Water-Based Environmentally Preferred Friction Reducer in Ultrahigh-TDS Produced Water for Slickwater Fracturing in Shale Reservoirs

Abstract

Abstract Currently inverse-emulsion polymers are the most popular friction reducers used in fresh water slickwater fracturing in shale reservoirs. The fluid volumes in fracturing treatments have increased substantially, while water supply has become more of a public concern. Rather than paying to treat and dispose of produced and flowback water, operators would like to reuse it in subsequent stimulation treatments. Produced water, especially from shale plays such as Marcellus and Bakken, is known for its high total dissolved solids (TDS) and high divalent cation content. This poses extreme challenges for current friction reducers because cations hinder the inversion of friction reducers and cause loss of efficiency of friction reduction to below 30%. Treating produced water to the quality suitable for conventional fracturing fluids is time-consuming and often cost-prohibitive.

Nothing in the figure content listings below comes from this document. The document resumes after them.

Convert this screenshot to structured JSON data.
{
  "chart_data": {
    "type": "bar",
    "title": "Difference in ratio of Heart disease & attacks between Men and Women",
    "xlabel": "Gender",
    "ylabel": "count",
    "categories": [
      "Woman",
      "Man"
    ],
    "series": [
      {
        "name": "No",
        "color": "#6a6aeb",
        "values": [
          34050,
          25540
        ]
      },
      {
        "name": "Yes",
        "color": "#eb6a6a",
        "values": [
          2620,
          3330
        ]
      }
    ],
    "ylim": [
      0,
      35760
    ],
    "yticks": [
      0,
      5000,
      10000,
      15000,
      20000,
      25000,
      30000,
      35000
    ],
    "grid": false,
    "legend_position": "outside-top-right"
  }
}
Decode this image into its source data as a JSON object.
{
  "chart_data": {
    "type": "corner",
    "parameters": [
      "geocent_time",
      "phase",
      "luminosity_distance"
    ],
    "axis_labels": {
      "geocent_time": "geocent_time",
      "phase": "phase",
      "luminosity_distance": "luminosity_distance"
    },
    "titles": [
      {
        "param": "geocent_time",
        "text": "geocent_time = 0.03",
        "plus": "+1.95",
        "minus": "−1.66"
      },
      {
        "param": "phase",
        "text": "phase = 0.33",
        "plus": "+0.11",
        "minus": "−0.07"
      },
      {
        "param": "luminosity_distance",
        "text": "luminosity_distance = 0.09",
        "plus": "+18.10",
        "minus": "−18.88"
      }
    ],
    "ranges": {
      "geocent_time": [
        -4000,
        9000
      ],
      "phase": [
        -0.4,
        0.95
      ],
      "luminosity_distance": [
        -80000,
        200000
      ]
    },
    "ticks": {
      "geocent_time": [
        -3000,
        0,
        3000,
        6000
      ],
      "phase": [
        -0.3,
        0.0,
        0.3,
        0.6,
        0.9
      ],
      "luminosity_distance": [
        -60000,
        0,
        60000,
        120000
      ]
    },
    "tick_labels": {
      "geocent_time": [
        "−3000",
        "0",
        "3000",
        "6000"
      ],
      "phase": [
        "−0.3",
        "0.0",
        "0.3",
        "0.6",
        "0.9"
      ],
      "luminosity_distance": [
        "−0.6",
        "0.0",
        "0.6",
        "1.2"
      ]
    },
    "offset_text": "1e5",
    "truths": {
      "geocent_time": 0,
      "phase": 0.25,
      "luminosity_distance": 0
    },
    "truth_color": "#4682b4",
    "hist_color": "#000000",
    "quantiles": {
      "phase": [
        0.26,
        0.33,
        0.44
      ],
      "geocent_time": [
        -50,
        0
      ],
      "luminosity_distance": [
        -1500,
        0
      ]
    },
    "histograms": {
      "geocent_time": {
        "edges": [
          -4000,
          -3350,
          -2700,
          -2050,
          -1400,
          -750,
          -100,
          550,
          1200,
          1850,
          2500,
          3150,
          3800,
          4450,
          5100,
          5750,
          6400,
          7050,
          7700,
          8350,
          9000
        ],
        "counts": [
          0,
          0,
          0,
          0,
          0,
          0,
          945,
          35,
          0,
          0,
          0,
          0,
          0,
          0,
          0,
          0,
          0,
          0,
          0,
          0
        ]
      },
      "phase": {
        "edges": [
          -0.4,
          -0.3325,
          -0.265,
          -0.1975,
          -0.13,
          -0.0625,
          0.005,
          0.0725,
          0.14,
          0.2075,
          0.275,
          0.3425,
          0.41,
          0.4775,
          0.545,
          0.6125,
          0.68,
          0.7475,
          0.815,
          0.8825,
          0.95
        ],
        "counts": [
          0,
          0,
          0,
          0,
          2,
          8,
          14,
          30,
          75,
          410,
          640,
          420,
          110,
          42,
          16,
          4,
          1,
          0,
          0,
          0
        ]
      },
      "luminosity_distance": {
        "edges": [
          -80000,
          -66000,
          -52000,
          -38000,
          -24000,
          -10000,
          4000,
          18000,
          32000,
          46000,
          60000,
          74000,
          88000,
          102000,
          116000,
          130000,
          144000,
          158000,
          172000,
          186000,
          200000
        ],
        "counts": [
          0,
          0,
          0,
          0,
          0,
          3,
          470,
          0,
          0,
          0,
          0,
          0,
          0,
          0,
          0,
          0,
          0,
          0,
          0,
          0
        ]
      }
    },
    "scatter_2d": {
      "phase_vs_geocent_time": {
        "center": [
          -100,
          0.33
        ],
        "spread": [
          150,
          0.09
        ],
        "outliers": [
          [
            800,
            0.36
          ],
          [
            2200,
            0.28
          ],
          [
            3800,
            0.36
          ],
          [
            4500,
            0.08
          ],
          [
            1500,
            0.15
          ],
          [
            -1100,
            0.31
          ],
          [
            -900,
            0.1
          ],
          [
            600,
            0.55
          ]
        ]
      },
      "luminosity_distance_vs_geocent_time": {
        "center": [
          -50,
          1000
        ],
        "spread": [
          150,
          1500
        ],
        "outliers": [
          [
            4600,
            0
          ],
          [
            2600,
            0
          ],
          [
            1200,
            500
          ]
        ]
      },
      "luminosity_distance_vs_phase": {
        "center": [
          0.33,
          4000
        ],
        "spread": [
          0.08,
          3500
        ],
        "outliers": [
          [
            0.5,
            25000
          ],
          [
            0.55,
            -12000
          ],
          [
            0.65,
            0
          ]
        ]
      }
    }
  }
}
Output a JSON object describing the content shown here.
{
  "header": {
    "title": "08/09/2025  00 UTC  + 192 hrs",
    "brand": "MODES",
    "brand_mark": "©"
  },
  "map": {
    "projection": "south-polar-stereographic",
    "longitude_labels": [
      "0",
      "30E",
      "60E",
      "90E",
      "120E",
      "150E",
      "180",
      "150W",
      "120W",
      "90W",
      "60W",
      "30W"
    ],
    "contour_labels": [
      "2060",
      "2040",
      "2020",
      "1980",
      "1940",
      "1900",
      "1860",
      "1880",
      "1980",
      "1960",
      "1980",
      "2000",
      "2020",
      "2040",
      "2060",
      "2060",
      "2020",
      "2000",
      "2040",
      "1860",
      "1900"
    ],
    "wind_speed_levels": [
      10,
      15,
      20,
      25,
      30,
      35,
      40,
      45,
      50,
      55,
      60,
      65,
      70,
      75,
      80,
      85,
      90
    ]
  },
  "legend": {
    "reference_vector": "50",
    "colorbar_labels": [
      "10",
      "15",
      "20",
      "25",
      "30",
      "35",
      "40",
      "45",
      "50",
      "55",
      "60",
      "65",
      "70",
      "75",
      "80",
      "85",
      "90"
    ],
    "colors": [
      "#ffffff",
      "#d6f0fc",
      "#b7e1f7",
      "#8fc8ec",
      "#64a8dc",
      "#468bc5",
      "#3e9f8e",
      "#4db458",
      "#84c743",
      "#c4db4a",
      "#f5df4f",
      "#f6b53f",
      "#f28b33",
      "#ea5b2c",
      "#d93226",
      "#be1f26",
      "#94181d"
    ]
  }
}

A salt-tolerant, water-based friction reducer was developed to address the challenges of high-TDS produced water. It was tested in a friction loop in a wide variety of produced water types from Bakken, Marcellus, Permian basin and other shale plays at different temperatures and was found to be highly effective. In a produced water sample with TDS over 300,000 ppm and total hardness as CaCO3 (TH) over 90,000 ppm as representative water, the new polymer hydrates within 10 seconds and gives a friction reduction profile similar to that of current inverse-emulsion friction reducers in fresh water. The fluid is compatible with other common stimulation additives such as scale inhibitors, biocides, clay stabilizers, surfactants, and breakers. The new friction reducer was also field tested in New Mexico using produced water with higher than 250,000 ppm TDS and 50,000 ppm total hardness as CaCO3, and head-to-head comparison with a conventional friction reducer under field conditions showed significant performance improvement in terms of pumping at much higher rates while maintaining much lower surface treating pressure. This paper will discuss the evolution of the technology and show friction reduction performance in various high-TDS water samples under lab conditions. Successful field test and comparison against conventional friction reducers are presented. The new friction reducer provides the oilfield industry a cost-effective solution of reducing produced water disposal and fresh water demands, thereby ultimately improving environmental impact of well operations.